04 Feb Balancing health and work life
As you have probably noticed, working full-time at-home or outside of the home may pose challenges for healthy habits that require time spent on planning and preparing. Healthy eating is a great example of one of those challenges and finding a sustainable rhythm is crucial to developing a process that enables you to have healthy food available to you on a daily basis.
We’ve talked about it before, but we’ll say it again to inspire a healthy relationship with food –
- Strive for the 80/20 rule, meaning the majority of the time you eat the nutritious choice
- Prohibit yourself from calling foods “good” and “bad”
- Don’t use the phrase “cheat meals” during the 20% of the time you indulge
Here are a few tips to consider as you find or continue your healthy eating rhythm while working full-time.
- Lists. These precious notes to yourself provide reminders for grocery shopping, meal/snack ideas and more. Keep a notepad in your kitchen or notes page on your phone dedicated to your meal planning.
- Containers. Get some if you don’t have any yet. Prepping food and storing it so that it’s a quick refrigerator pull away makes a world of a difference. You can even portion out your lunch for the next day and grab and go before work or during your lunch break at home.
- Meal prep. Don’t be scared of those two words. Instead, choose a reasonable amount of prep that works for you. Think about which meal/s that are tougher for you to make the healthy choice at and plan and prep a few of those for the week. Once you prep those consistently, add another and so on. The time spent planning and prepping will be worth it in the moment.
- Produce prep. After you unload and store your groceries, spend any extra time you have to wash and prep your fruits and veggies. If they’re in your fridge ready-to-eat, when you have a sweet or crunchy craving, the time it will take you to open the fridge and grab a fruit or veggie will be equal to the time it would take to open the pantry for whatever.
- Snacks. Laser focus on work or downtime between tasks may lead to skipping a meal or sudden snacky-ness.

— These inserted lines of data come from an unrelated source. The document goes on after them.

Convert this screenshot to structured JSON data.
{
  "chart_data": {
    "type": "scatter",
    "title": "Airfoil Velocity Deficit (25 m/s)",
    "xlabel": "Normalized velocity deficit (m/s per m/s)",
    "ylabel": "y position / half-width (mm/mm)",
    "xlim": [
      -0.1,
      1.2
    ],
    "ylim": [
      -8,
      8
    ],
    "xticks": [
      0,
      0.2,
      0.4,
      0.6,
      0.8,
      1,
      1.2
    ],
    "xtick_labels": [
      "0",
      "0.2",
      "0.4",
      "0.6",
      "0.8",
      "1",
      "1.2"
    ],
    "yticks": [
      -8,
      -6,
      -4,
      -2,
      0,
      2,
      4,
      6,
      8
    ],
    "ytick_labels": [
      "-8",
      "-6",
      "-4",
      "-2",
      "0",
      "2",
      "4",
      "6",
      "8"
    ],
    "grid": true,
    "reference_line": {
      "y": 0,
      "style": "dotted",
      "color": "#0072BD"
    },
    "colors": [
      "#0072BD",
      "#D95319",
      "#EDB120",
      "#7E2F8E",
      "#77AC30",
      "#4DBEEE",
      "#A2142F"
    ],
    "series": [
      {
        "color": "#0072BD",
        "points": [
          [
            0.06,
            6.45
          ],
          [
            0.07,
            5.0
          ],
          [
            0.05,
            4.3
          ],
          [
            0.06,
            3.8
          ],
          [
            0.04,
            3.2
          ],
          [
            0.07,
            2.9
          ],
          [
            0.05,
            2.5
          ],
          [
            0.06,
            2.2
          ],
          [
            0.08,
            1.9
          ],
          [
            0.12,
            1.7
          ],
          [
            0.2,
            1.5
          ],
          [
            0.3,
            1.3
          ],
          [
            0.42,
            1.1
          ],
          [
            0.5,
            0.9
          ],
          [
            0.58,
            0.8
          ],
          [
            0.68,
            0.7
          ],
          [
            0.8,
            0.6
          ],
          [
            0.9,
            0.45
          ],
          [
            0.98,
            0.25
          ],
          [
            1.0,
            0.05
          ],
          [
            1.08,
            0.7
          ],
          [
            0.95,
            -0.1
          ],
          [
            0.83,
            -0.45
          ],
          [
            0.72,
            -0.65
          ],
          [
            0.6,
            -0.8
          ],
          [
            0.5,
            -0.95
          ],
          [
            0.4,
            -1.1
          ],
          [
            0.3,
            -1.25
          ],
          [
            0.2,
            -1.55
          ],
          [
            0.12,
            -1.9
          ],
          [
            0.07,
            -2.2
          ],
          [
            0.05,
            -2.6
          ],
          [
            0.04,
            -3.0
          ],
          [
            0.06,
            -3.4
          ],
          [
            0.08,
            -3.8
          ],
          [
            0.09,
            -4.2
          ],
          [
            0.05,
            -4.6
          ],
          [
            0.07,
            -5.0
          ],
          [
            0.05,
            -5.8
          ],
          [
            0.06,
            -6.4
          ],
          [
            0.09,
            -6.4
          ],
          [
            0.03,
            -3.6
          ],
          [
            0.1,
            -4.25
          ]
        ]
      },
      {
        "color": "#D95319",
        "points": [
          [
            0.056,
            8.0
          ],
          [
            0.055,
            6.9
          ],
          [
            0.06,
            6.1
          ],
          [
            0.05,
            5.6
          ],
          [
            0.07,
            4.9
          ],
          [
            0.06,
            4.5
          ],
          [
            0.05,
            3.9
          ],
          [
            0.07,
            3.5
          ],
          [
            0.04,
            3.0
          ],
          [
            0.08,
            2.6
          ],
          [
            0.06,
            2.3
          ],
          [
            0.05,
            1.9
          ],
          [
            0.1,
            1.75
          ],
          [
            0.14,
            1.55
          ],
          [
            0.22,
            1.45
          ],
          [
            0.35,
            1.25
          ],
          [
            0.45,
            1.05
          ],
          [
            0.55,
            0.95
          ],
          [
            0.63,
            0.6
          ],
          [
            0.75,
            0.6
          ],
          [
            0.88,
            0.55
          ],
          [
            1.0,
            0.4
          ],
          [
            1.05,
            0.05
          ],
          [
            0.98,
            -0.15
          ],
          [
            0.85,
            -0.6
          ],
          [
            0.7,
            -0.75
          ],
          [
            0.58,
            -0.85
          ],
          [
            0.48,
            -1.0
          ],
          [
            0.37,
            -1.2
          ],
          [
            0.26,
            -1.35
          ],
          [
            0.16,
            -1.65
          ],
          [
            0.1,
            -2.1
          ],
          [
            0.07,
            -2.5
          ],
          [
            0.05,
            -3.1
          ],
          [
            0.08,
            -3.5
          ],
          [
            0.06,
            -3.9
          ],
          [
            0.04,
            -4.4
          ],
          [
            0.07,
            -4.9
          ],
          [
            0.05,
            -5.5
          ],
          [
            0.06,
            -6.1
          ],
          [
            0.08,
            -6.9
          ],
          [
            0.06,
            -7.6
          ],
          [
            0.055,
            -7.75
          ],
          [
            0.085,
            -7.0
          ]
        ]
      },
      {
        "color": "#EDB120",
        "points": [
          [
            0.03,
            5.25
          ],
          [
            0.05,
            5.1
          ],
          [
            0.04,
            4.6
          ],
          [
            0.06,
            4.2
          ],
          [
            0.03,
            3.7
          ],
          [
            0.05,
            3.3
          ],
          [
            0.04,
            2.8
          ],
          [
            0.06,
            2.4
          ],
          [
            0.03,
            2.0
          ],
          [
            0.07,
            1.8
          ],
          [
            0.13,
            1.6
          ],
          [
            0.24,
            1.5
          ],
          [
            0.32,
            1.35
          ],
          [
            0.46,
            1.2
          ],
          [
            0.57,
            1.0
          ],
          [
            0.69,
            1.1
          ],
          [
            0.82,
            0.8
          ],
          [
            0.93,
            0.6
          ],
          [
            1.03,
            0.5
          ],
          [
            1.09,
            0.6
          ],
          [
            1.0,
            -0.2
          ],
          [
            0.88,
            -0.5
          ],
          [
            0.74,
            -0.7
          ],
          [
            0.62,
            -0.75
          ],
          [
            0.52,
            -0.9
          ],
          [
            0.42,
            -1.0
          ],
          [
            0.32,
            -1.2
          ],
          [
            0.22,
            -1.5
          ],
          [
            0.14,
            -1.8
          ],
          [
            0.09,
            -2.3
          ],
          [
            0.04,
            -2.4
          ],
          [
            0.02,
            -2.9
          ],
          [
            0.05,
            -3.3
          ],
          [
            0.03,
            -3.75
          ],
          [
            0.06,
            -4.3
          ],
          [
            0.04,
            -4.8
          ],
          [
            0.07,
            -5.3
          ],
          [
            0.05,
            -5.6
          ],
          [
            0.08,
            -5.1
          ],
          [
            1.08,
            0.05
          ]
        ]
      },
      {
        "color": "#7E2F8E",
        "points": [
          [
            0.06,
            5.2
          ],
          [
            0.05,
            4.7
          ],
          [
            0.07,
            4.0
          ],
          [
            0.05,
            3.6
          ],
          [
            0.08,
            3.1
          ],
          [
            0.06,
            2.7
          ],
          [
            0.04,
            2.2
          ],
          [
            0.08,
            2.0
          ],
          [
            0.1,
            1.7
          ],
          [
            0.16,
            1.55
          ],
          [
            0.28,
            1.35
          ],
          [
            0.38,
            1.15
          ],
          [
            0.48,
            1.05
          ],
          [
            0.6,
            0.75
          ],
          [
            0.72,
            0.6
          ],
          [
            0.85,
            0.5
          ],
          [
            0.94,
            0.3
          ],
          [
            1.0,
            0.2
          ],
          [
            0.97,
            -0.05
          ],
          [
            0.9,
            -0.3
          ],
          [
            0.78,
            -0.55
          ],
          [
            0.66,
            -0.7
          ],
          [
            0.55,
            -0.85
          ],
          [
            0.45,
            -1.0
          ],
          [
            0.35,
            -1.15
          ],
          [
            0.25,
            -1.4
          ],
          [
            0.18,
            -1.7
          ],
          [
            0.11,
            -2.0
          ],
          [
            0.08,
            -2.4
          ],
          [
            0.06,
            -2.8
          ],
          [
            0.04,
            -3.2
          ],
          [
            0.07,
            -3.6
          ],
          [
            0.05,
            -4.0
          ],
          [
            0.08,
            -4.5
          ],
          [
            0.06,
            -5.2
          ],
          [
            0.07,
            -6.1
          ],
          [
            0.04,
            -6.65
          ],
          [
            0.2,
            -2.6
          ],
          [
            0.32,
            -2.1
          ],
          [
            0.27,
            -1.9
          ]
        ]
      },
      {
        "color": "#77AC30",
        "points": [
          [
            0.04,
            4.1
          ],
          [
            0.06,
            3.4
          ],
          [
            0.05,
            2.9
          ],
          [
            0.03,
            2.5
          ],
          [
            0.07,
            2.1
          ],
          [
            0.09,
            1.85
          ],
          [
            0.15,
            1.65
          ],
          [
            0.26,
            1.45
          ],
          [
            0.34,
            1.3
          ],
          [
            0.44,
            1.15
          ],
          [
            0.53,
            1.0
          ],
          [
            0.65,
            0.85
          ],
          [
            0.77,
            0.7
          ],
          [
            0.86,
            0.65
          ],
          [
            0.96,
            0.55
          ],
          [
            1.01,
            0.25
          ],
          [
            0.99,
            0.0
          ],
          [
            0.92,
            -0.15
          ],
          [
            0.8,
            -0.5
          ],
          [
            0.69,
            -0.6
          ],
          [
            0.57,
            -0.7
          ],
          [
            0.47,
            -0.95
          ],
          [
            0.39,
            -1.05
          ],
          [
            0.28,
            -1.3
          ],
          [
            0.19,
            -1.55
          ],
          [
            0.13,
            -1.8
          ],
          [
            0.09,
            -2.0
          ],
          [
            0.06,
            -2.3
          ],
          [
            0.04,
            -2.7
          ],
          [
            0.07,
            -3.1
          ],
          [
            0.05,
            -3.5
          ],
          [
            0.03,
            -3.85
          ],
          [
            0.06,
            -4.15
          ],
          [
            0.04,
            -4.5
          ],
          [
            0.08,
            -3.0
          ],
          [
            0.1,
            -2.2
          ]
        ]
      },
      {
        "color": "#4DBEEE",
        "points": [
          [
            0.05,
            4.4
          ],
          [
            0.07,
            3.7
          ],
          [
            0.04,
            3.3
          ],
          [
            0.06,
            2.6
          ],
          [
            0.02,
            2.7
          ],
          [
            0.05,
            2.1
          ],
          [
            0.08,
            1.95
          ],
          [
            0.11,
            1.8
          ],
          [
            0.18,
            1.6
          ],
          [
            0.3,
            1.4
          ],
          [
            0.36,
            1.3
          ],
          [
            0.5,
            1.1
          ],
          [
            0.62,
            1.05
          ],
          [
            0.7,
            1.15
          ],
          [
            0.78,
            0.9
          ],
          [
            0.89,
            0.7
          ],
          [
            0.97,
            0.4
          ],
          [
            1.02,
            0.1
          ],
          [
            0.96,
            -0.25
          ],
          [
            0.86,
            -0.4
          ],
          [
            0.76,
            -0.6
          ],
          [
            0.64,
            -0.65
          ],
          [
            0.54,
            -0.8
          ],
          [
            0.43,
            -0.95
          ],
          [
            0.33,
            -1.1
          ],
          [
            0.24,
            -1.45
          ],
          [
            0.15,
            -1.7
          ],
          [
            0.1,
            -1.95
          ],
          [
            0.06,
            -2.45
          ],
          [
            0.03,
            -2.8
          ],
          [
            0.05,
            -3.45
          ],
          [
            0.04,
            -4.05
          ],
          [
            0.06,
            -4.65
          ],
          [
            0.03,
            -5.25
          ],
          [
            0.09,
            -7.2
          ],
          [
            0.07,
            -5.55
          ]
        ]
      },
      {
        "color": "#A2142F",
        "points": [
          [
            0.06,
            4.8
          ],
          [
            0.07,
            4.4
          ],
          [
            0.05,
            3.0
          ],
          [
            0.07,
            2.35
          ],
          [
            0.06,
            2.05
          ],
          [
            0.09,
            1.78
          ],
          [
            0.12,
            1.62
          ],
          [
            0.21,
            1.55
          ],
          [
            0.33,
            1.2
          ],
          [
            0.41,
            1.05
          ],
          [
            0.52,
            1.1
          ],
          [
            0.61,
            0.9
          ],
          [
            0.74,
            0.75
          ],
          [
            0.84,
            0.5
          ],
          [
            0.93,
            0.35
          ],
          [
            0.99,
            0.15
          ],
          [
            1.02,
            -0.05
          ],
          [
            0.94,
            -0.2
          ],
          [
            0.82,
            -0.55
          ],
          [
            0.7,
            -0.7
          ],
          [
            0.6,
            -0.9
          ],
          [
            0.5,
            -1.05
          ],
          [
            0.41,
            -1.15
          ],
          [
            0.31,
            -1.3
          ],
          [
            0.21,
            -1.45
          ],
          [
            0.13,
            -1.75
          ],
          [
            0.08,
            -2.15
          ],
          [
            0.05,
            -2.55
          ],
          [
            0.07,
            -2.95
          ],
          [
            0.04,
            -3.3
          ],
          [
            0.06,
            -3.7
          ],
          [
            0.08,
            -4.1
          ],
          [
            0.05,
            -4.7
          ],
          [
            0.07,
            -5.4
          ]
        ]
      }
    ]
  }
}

As a result, planning snack options and making sure they are quickly available is a great idea. Keep your snacks in the office (or home) refrigerator or in a desk drawer. It’s better to not keep your bundle of snacky goodness on your desk because they might start calling your name sooner than you need them. Out of sight out of mind and always make sure you’re well hydrated before you get started on back-to-back snacks because thirst can sometimes present as hunger.